Когда Фюстель-де-Куланж или Фримен противополагают ахейскую федерацию этолийской, как союз равноправных членов на одной стороне, произвол и господство на другой, то нельзя не видеть в таком заключении новых историков зависимости от суждений главного свидетеля, Полибия. Равенство, свобода, истинное народоправство, в основе коих лежало благородство ахеян и милосердие, были, по выражению Полибия, причиною и источником объединения и благополучия пелопоннесцев в ахейской организации. Во всех своих предприятиях ахеяне преследовали только благо союзников, свободу отдельных государств, объединение пелопоннесцев; в этом они видели высшею награду за все труды, какие поднимали на себя. Для полноты единства Пелопоннеса в ахейском союзе недоставало, по мнению нашего историка, только общих стен, которые и внешним образом превратили бы всех пелопоннесцев в равноправных граждан единой общины: «во всем остальном существовали единообразие и сходство в отдельных городах и в целом союзе; все пелопоннесцы имеют одни и те же законы, пользуются общими мерами, весом и монетою, имеют общих должностных лиц, членов совета и судей». Когда Филипп и союзники собирались идти войною на этолян, они обязывались помогать друг другу в борьбе с этолянами за возвращение отнятого у каждого из них, восстановить исконные учреждения у всех, кто по принуждению вошел в этолийский союз, «дабы они владели своими полями и городами, избавлены были от гарнизонов и от дани, жили независимо по исконным законам и установлениям»237*. Самая публичность и торжественность подобных заявлений способна укрепить в читателе ту мысль, будто союзное устройство этолян держалось единственно на терроре, насилии и вымогательствах, будто ахеяне во всем своем поведении держались начал, не имевших ничего общего с порядками этолийского союза.

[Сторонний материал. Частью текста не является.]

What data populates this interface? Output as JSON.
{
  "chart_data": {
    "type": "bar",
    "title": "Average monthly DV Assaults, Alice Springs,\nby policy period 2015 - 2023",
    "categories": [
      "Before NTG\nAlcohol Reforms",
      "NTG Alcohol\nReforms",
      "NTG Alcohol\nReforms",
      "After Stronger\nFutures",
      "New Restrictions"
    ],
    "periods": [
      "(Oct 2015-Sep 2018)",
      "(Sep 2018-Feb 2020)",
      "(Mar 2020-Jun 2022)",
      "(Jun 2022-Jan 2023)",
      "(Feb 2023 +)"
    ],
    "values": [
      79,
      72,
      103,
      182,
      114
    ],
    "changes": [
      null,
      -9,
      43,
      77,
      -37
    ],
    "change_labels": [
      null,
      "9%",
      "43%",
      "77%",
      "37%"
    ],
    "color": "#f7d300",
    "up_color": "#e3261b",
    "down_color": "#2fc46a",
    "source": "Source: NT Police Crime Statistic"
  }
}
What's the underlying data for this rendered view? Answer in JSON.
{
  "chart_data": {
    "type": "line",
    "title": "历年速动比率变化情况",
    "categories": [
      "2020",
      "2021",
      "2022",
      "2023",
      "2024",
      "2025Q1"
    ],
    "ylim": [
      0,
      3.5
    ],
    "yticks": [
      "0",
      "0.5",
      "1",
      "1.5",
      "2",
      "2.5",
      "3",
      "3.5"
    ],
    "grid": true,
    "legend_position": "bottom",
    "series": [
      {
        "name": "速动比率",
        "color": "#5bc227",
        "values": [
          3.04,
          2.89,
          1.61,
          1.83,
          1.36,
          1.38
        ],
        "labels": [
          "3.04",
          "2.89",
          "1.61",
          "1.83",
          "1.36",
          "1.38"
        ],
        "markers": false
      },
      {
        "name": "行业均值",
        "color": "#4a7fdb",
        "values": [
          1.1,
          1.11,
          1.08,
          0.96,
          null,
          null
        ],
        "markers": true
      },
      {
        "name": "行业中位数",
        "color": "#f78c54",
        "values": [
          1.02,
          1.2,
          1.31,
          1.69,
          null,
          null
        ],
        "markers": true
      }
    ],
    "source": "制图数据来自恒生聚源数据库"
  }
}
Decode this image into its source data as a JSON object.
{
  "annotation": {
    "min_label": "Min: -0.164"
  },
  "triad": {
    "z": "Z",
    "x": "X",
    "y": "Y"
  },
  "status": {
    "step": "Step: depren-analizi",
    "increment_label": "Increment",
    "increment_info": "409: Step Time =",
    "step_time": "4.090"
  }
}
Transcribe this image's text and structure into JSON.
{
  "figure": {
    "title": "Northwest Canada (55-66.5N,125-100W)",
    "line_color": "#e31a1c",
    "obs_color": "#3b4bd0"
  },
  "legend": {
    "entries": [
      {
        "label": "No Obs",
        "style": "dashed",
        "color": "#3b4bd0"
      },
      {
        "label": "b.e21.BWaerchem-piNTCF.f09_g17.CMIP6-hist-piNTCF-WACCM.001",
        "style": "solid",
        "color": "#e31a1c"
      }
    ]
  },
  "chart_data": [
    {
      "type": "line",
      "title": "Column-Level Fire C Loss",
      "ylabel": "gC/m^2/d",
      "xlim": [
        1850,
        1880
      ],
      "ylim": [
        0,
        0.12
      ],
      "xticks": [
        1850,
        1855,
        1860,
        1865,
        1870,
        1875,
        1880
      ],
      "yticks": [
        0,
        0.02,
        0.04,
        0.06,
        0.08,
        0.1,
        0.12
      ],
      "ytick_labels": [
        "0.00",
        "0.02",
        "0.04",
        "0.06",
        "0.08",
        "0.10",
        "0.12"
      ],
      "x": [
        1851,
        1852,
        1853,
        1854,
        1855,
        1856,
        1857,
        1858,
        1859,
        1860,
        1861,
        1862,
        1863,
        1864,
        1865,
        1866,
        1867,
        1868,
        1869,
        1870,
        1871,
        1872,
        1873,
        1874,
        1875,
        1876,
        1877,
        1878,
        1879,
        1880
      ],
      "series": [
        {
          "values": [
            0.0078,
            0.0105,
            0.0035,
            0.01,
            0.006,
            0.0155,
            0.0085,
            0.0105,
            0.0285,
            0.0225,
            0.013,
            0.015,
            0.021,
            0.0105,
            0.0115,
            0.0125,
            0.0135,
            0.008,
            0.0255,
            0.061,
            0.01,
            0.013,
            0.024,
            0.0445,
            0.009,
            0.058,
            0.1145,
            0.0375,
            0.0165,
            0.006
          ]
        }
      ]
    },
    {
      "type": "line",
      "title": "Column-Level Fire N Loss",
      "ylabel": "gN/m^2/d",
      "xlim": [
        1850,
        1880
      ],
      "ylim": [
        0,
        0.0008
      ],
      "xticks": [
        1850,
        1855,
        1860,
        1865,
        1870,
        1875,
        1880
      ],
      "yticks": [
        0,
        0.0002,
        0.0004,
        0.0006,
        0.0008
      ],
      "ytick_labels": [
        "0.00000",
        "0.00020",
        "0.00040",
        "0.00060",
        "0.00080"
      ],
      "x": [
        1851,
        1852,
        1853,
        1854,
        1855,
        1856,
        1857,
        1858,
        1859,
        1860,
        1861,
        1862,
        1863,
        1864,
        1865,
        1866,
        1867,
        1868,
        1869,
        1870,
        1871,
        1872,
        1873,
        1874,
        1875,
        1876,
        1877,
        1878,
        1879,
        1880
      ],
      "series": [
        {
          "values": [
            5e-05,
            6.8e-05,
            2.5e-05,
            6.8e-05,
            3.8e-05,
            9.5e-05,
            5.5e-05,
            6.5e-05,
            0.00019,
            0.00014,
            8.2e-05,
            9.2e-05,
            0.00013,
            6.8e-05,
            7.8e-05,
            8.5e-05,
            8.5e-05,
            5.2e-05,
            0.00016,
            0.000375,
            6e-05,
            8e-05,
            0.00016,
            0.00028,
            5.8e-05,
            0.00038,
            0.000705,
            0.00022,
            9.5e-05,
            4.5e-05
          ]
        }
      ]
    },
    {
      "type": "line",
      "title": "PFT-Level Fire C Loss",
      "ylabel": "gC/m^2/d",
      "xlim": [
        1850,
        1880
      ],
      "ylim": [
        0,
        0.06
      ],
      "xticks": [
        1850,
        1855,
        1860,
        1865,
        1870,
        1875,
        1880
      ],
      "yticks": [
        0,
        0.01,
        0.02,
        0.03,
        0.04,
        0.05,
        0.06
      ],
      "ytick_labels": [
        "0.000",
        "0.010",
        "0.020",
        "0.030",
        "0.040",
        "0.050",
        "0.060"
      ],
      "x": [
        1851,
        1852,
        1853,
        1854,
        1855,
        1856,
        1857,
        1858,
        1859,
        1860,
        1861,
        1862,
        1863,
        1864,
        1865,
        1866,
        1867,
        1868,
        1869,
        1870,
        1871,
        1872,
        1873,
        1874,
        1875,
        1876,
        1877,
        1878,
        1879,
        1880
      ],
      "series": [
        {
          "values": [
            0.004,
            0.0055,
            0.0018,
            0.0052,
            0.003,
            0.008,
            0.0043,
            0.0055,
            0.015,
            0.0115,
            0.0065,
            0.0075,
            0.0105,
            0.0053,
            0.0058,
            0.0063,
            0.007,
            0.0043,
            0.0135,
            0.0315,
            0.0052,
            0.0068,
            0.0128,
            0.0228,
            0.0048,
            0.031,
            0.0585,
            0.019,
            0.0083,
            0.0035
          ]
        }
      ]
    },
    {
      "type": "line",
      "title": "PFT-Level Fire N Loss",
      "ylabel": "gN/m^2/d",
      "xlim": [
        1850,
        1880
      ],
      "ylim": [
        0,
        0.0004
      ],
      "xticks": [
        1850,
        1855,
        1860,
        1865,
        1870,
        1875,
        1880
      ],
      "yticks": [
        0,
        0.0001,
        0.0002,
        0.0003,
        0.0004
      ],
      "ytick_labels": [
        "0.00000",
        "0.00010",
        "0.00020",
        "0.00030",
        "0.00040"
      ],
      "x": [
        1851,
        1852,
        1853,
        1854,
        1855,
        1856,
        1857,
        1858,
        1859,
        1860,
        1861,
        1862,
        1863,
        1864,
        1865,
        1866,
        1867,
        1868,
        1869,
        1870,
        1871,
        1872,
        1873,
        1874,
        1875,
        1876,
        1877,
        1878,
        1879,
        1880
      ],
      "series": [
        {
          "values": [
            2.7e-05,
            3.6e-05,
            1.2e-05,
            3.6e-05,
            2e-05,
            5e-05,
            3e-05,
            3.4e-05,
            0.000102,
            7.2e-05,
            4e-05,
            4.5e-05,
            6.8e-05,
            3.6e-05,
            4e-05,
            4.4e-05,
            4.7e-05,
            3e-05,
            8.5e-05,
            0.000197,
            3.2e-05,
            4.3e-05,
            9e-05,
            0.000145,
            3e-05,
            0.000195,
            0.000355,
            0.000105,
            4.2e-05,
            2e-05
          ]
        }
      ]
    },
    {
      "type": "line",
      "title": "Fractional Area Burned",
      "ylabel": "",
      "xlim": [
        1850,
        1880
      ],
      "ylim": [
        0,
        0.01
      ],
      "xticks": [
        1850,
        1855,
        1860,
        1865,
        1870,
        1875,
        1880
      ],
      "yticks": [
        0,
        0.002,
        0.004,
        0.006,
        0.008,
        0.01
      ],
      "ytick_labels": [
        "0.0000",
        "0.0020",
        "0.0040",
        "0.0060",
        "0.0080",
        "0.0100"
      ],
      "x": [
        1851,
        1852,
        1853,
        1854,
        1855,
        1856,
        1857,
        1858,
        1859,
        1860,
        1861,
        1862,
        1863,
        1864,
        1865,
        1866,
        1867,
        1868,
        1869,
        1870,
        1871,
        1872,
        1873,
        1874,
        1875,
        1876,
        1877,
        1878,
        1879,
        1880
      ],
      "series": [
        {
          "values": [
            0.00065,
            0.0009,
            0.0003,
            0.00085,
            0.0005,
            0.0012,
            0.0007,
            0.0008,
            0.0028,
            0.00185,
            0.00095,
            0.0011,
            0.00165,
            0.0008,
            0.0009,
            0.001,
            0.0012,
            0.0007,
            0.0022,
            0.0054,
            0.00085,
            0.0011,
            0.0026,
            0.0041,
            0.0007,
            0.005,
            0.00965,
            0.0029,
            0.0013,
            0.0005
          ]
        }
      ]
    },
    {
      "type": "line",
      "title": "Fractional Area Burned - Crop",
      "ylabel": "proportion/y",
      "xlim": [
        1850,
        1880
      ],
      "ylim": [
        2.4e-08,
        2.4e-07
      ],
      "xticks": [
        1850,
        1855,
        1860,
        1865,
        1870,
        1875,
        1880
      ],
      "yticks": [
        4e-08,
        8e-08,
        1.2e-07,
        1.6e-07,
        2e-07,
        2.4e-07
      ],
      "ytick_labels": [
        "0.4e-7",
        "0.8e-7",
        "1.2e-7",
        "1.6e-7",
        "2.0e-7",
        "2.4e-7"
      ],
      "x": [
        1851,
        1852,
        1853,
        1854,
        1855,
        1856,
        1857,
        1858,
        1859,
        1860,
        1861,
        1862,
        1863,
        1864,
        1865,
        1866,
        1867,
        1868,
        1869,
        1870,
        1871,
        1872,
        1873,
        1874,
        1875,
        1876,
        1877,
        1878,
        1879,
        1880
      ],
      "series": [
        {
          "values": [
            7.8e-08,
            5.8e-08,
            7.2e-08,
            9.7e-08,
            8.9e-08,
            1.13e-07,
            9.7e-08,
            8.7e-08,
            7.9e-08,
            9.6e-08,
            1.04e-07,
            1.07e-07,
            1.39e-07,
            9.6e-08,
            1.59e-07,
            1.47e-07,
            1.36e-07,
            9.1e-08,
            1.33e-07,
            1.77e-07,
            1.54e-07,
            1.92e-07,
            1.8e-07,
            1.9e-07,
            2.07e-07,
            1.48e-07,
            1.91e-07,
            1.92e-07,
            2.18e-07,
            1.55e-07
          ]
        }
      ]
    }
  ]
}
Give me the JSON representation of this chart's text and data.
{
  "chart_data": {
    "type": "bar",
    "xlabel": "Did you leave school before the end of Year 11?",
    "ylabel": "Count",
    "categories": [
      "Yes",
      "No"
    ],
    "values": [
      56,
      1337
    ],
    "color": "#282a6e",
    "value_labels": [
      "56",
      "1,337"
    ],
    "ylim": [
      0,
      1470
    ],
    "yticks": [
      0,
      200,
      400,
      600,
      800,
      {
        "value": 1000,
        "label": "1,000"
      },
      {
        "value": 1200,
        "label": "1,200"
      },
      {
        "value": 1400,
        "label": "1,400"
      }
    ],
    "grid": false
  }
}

Раньше мы собрали свидетельства надписей и историков, далеко не отвечающие тем краскам, в каких представляются этоляне Полибию и Ливию. С другой стороны, из истории ахейского союза мы уже знаем некоторые факты, разрушающие идиллическую картину взаимных отношений ахейских союзников. В меньшем еще согласии с нею находятся позднейшие события в ахейском союзе из времени Филопемена и следовавшего за ним, т.е. из того времени, когда наконец ахейский союз вмещал в себе весь Пелопоннес. Этот период ознаменовался жестокостями против Спарты и Мессены; оба города предпочитали зависимость от Рима принадлежности к союзу ахеян. Внутри союз раздирали междоусобные распри238*. В действительности ни ахеяне, т.е. союзные власти ахеян, ни отношения к ним союзных общин не представляли собою чего-либо исключительного или совершенного по сравнению с порядками в других политиях. Преимущество ахеян, как и этолян, состояло в применении к общежитию федеративных начал, которые при наличности других условий способны были бы объединить Элладу и спасти от завоевания.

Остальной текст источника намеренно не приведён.